Insights into the structure of Triatoma Virus (TrV) capsid. Combining crystallography data with computational simulations.

JUAN FRANCISCO VISO; FERNANDO ZAMARREÑO; MARÍA JULIA AMUNDARAIN; DIEGO M A GUÉRIN; MARCELO DANIEL COSTABEL

Campinas

Congreso; IYCr2014 - Latin american summit meeting on biological crystallography and complementary methods; 2014

Triatoma Virus (TrV) is an insect virus that belongs to the Dicistroviridae family and infects several species of triatomine insects which are the vectors for human trypanosomiasis, commonly known as Chagas disease. Because of this, TrV is proposed as a biological control against this vector. The crystal structure of TrV was solved recently, but an omitted map of the structure, in the region of the icosahedral 5-fold axis of the capsid, shows an interesting electronic density. In this work we study the 5-fold symmetry axis of the icosahedral capsid of TrV, because it may be responsible for the interaction between the interior and the exterior of the virus capsid, across a putative pore.
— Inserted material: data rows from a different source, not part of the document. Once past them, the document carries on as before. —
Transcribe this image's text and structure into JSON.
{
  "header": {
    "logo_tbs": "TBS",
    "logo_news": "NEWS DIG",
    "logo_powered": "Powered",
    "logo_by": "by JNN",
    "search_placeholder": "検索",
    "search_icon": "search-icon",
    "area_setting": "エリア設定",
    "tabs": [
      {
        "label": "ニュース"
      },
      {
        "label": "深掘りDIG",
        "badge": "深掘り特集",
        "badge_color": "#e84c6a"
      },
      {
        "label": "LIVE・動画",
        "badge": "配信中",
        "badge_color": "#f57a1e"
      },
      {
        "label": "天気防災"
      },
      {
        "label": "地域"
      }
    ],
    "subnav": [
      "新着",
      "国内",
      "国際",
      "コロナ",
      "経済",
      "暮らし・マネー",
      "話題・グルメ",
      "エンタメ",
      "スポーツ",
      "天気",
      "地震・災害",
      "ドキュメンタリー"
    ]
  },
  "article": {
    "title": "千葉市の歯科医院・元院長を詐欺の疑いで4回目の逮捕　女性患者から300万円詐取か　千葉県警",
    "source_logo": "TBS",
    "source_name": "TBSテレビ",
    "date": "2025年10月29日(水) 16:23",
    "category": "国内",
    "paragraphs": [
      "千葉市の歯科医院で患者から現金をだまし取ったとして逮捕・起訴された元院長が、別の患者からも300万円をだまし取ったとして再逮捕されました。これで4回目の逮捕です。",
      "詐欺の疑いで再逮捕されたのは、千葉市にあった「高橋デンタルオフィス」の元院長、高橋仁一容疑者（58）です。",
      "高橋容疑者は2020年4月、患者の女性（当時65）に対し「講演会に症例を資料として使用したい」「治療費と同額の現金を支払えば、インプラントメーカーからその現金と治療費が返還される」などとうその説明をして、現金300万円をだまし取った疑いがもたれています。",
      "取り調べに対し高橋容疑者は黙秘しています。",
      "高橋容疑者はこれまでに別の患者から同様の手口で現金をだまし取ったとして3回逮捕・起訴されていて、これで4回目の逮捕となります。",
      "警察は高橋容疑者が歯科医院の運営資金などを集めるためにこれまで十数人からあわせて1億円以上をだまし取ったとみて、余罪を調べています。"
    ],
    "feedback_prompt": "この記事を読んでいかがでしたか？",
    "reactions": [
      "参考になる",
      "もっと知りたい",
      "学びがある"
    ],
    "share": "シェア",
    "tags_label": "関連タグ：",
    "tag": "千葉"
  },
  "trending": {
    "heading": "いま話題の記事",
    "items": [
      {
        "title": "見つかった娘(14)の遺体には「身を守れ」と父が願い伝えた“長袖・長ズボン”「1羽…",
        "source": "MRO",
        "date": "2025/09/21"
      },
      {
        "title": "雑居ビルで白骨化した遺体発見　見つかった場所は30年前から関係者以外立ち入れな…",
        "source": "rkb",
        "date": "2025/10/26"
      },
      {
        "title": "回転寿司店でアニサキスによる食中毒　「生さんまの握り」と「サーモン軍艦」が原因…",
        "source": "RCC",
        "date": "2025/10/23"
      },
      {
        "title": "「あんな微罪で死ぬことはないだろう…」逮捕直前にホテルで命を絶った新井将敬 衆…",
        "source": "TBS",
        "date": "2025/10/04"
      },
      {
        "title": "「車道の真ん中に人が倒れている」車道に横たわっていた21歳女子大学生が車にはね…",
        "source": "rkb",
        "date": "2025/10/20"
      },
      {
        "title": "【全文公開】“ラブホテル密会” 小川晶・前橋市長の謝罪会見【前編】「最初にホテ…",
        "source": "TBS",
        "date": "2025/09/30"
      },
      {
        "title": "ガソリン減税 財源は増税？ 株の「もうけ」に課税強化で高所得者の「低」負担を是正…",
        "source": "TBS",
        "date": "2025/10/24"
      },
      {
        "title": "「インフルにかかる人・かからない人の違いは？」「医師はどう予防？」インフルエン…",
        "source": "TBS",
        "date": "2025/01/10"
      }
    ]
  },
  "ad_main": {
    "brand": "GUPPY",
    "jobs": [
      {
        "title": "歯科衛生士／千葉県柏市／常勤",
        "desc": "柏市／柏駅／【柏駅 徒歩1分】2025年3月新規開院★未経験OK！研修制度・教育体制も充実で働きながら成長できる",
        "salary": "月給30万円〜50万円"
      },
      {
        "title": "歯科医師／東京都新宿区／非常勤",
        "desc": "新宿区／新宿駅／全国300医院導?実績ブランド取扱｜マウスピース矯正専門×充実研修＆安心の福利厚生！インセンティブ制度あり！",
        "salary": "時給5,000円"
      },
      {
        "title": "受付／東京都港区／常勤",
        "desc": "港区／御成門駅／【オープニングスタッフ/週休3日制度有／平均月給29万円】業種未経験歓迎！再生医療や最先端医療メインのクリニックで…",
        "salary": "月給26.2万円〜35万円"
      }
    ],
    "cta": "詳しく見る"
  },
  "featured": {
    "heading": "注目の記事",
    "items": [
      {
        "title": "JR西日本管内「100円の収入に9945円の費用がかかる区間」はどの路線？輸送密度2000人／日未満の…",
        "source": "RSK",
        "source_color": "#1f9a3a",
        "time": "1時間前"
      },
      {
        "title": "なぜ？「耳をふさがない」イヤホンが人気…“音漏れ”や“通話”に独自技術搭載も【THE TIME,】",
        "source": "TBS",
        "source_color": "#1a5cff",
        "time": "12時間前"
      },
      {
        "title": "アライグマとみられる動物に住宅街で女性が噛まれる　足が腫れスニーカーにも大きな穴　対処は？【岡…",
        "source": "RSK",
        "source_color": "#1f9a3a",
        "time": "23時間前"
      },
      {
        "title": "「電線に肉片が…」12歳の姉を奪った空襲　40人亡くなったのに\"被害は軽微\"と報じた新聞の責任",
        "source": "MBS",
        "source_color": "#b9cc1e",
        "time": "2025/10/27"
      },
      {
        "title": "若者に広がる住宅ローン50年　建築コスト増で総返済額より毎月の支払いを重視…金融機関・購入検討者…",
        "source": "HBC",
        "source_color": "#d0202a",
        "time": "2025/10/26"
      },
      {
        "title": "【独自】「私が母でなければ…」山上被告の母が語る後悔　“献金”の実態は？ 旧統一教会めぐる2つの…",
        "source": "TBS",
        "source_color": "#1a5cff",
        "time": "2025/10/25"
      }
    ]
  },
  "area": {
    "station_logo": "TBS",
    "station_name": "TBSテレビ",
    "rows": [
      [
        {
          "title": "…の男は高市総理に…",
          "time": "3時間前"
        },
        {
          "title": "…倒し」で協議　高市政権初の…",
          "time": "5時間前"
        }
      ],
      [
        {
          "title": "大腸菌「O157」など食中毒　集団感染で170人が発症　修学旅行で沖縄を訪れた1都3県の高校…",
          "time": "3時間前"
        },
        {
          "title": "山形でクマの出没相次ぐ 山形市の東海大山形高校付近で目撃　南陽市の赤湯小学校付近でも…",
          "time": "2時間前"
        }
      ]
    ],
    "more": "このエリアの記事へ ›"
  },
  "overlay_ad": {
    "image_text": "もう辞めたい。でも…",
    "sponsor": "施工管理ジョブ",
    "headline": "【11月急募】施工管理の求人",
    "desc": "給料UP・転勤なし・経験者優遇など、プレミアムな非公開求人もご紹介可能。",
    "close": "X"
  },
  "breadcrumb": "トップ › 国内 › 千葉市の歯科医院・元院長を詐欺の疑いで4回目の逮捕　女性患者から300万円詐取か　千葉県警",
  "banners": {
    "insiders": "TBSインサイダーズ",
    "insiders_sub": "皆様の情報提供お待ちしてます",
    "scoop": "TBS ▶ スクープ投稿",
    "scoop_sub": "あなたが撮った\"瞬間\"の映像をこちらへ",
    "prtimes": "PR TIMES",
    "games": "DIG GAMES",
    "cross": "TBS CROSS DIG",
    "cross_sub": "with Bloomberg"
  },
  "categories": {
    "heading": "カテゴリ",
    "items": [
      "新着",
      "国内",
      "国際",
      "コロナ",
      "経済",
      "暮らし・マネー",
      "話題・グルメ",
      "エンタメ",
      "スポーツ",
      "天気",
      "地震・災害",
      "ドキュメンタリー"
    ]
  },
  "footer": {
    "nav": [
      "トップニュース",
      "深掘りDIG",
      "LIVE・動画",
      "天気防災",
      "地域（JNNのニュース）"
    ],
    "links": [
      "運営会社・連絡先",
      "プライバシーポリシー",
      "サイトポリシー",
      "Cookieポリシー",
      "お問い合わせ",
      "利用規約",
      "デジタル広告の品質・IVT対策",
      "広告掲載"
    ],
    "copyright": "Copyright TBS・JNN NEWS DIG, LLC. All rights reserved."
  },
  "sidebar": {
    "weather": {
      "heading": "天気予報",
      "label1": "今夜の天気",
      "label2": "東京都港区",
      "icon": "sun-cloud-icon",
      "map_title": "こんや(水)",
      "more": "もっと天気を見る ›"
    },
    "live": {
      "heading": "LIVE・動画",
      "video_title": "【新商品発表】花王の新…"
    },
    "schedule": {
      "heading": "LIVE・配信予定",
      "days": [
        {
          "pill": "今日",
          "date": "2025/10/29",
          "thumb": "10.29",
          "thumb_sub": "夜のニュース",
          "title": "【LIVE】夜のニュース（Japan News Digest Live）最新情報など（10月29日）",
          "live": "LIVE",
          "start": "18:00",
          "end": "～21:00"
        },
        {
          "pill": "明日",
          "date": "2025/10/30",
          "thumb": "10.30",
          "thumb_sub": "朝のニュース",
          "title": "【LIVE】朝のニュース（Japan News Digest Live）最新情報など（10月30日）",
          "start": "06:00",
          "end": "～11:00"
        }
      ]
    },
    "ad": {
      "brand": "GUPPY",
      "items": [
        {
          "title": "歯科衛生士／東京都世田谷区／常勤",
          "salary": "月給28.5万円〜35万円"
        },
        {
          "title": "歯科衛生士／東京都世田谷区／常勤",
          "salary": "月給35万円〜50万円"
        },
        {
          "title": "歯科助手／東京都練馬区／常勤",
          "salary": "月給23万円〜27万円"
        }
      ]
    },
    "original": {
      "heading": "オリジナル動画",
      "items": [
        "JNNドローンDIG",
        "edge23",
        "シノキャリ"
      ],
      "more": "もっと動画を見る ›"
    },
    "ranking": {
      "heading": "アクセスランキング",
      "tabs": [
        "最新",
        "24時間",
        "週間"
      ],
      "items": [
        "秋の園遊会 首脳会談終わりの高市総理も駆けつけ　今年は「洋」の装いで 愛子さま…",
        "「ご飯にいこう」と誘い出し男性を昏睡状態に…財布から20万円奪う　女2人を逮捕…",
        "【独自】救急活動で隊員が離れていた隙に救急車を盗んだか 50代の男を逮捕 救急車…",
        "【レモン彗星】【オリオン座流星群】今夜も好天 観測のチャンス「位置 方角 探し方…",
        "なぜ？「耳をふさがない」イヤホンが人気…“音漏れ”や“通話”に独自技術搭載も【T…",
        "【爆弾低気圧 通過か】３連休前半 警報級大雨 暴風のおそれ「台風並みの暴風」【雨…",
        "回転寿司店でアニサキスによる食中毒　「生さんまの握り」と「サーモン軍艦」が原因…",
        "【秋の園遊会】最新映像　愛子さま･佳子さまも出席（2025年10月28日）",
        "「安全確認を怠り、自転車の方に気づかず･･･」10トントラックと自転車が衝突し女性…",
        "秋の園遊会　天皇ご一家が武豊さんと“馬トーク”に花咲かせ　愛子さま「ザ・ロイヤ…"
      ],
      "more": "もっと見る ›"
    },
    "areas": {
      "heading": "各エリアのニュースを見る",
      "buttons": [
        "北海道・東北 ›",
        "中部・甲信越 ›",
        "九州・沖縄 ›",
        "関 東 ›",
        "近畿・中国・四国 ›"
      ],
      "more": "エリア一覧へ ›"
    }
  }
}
Using molecular dynamics simulations, we have observed that the pore formed in this axis remains without water molecules in the region surrounded by a ring of Valines which creates a supposed hydrophobic gate. Also, we have found certain conditions where the axis is completely full of water molecules, even in the hydrophobic region. The complete hydration of the channel may lead to its ?opening?, and the interaction between the interior and the exterior of the capsid. Combining different results we could explain the characteristics of the omitted map.